Confirm lambda_alias_version matches deployed function version. Check alias drift card on Mission Control.

Fetch the status endpoint and verify response is valid JSON with lambda.version, database, and agents keys present.

A dead fleet during deployment may mask downstream failures. Check Agent Fleet tile on Mission Control before promoting.

Check Peck Failure Analysis on Mission Control. A high failure rate may indicate a callback issue that would worsen post-deploy.

Check Audit Activity strip on Mission Control. Look for abnormal counts of peck_notify, peck_requested, or duck.cert_issued events in the last 30 minutes.

Deployment can trigger transactional emails. If quota is near 160/200 (amber), defer to off-peak or notify T-JOSH.

Check the Change Freeze banner on Mission Control. If a freeze is active, deployment is visually blocked until the freeze is cleared or explicitly overridden with T-JOSH approval.

Invoke the function with test payload and confirm no cold-start errors. Review CloudWatch logs if cold starts exceed 2,000ms.

Document: version number, what changed, timestamp, and operator. This feeds the deployment-log.html surface and incident handoff bundles.

All Lambda alias promotions require T-JOSH gate. Record the approval timestamp and approval method before executing the promotion.

Note the current lambda.version and lambda_alias_version values. This is the version being rolled back from.

Check the deployment history on Mission Control or deployment-log.html. Note the prior Lambda version number that was stable.

Use the Incident Mode toggle on Mission Control to freeze the dashboard and flag the active incident with a UTC start time. This prevents refresh races during rollback.

Rollback is a governance action. Record the approval in GOVERNANCE-LOG.md with the target version, reason, and approver before running the AWS CLI command.

Replace <prev-version> with the known-good version number identified in step 2. Do not use $LATEST for prod alias.
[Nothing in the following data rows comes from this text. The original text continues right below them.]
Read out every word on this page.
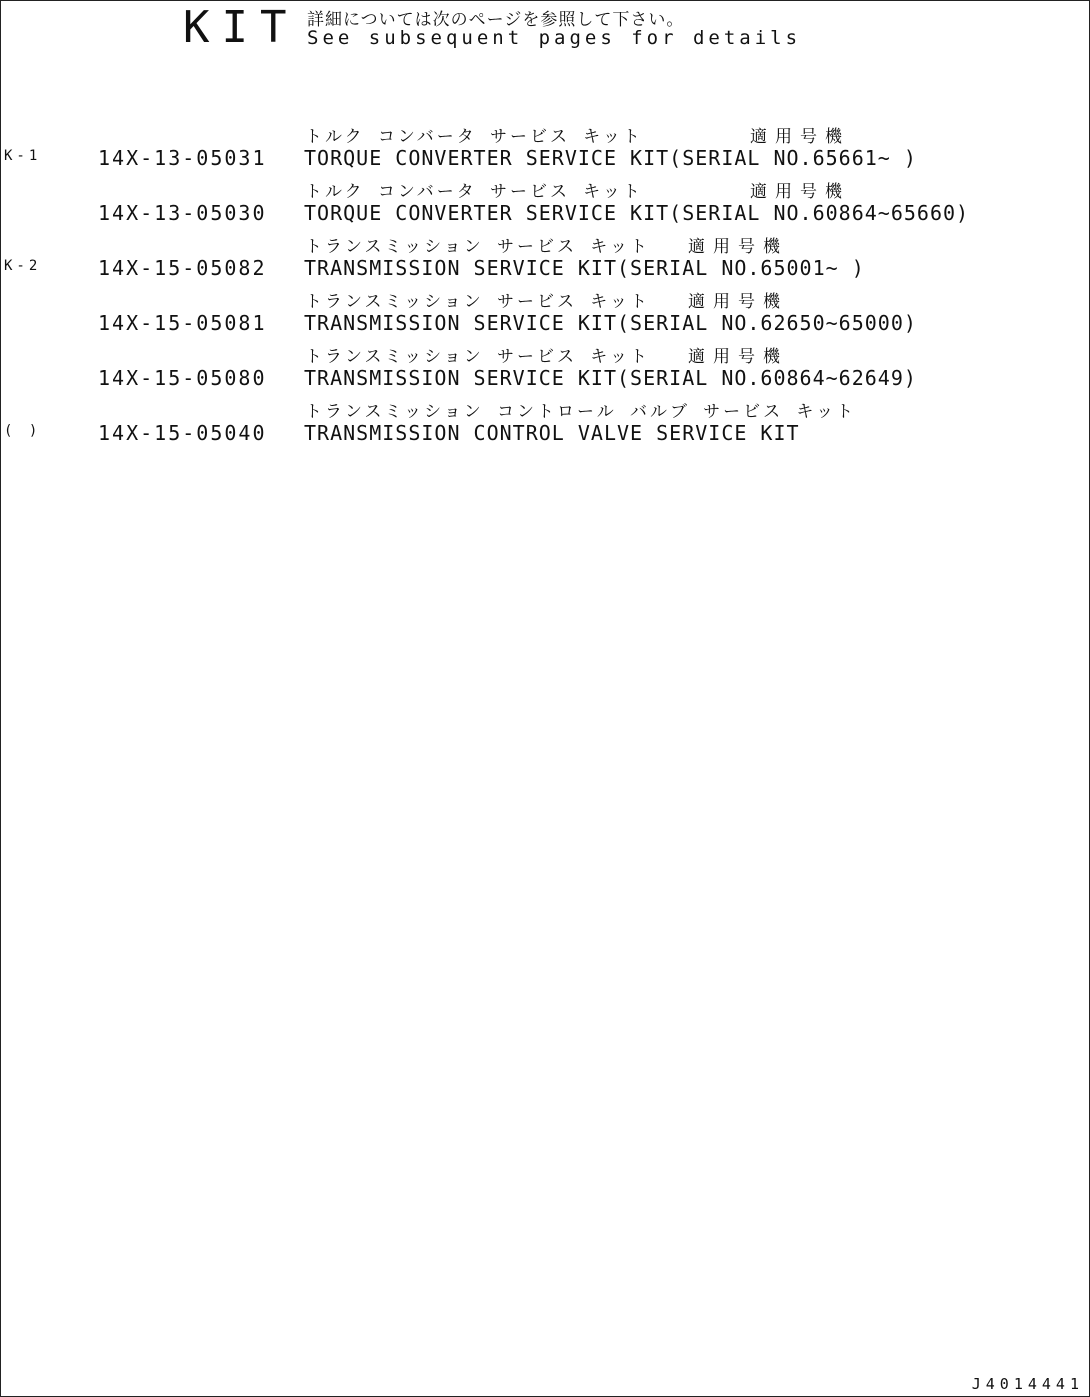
KIT 詳細については次のページを参照して下さい。
See subsequent pages for details
トルク コンバータ サービス キット	適用号機
K-1	14X-13-05031 TORQUE CONVERTER SERVICE KIT(SERIAL NO.65661~ )
トルク コンバータ サービス キット	適用号機
14X-13-05030 TORQUE CONVERTER SERVICE KIT(SERIAL NO.60864~65660)
トランスミッション サービス キット 適用号機
K-2	14X-15-05082 TRANSMISSION SERVICE KIT(SERIAL NO.65001~ )
トランスミッション サービス キット 適用号機
14X-15-05081 TRANSMISSION SERVICE KIT(SERIAL NO.62650~65000)
トランスミッション サービス キット 適用号機
14X-15-05080 TRANSMISSION SERVICE KIT(SERIAL NO.60864~62649)
トランスミッション コントロール バルブ サービス キット
( )	14X-15-05040 TRANSMISSION CONTROL VALVE SERVICE KIT
J4014441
Refresh Mission Control and confirm the Alias Drift card shows the expected version with no drift. The /beak/system/status lambda_alias_version should match the target.

After rollback, verify core API routes respond correctly. Check system-health.html for green status across all SLA metrics.

Document: reverted version, target version, reason for rollback, approver, and timestamp. Exit incident mode on Mission Control after verification.

Go to Mission Control and toggle Incident Mode. This freezes the dashboard, highlights drift and failure cards, and records a UTC start time to localStorage.

Mission Control Anomaly Summary surfaces the top operator issues (alias drift, dead agents, SES/SNS sandbox, peck callback errors). Record what's flagged before taking action.

The health score (0–100) on Mission Control penalises dead agents, stale snapshots, peck failures, and sandbox blockers. Score <60 = red alert. Investigate the highest-penalty item first.

Verify /beak, /beak/metrics, and /beak/system/status each return 200. A route returning 502 or 504 indicates a Lambda cold start or crash loop.

A total fleet outage means no spaceducks are pulsing. This prevents peck approvals and cert issuance. Follow INC-003 in the ops runbook.

Different failure types require different responses. callback_error spikes indicate webhook delivery issues. denied spikes may indicate auth config drift. expired spikes may indicate slow response times.

Use the "Copy Diagnostics JSON" or "Copy Incident Snapshot" action on Mission Control to capture platform state (lambda version, pipeline counts, sandbox state) with a UTC timestamp.

Any destructive action (rollback, cert revocation, connection termination) requires T-JOSH gate. Do not execute without approval captured in GOVERNANCE-LOG.md.

After resolution, document: severity (P0/P1/P2), incident start time, detection time, resolution time, affected components, root cause, and corrective actions. Exit incident mode on Mission Control.